Степан, не понимая, взглянул на меня.
– «Ишь, говорят, тоже фершал выискался! – продолжал он. – Иди, иди, говорят, а то мы тебя замуздаем по рылу!» – «Что ж, говорю, я пойду!» – Повернулся, – вдруг меня кто-то сзади по шее. Бросились на меня, начали бить… Я вырвался, ударился бежать. Добежал до Серебрянки; остановился: куда идти? Никого у меня нету… Я пошел и заплакал. Думаю: пойду к доктору. Скучно мне стало, скучно: за что?…
Он замолчал, глухо и прерывисто всхлипывая. У меня самого рыдания подступили к горлу. Да, за что?

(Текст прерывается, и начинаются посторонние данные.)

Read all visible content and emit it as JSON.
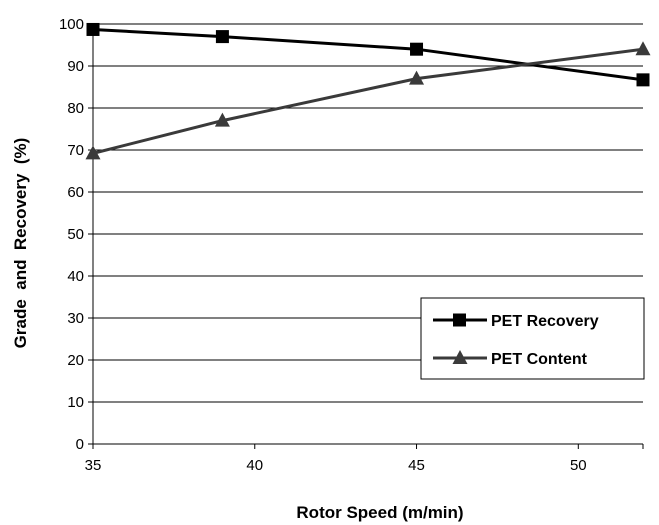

Ясный августовский вечер смотрел в окно, солнце красными лучами скользило по обоям. Степан сидел понурив голову, с вздрагивавшею от рыданий грудью. Узор его закапанной кровью рубашки был мне так знаком! Серая истасканная штанина поднялась, из-под нее выглядывала голая нога в стоптанном штиблете… Я вспомнил, как две недели назад этот самый Степан, весь забрызганный холерною рвотою, три часа подряд на весу продержал в ванне умиравшего больного. А те боялись даже пройти мимо барака…
И вот теперь, отвергнутый, избитый ими, он шел за защитою ко мне: я сделал его нашим «сообщником», из-за меня он стал чужд своим.
Степан заговорил снова:
– «Завелись, говорят, доктора у нас, так и холера пошла». Я говорю: «Вы подумайте в своей башке, дайте развитие, – за что? Ведь у нас вон сколько народу выздоравливает: иной уж в гроб глядит, и то мы его отходим. Разве мы что делали, разве с нами какой вышел конфуз?…»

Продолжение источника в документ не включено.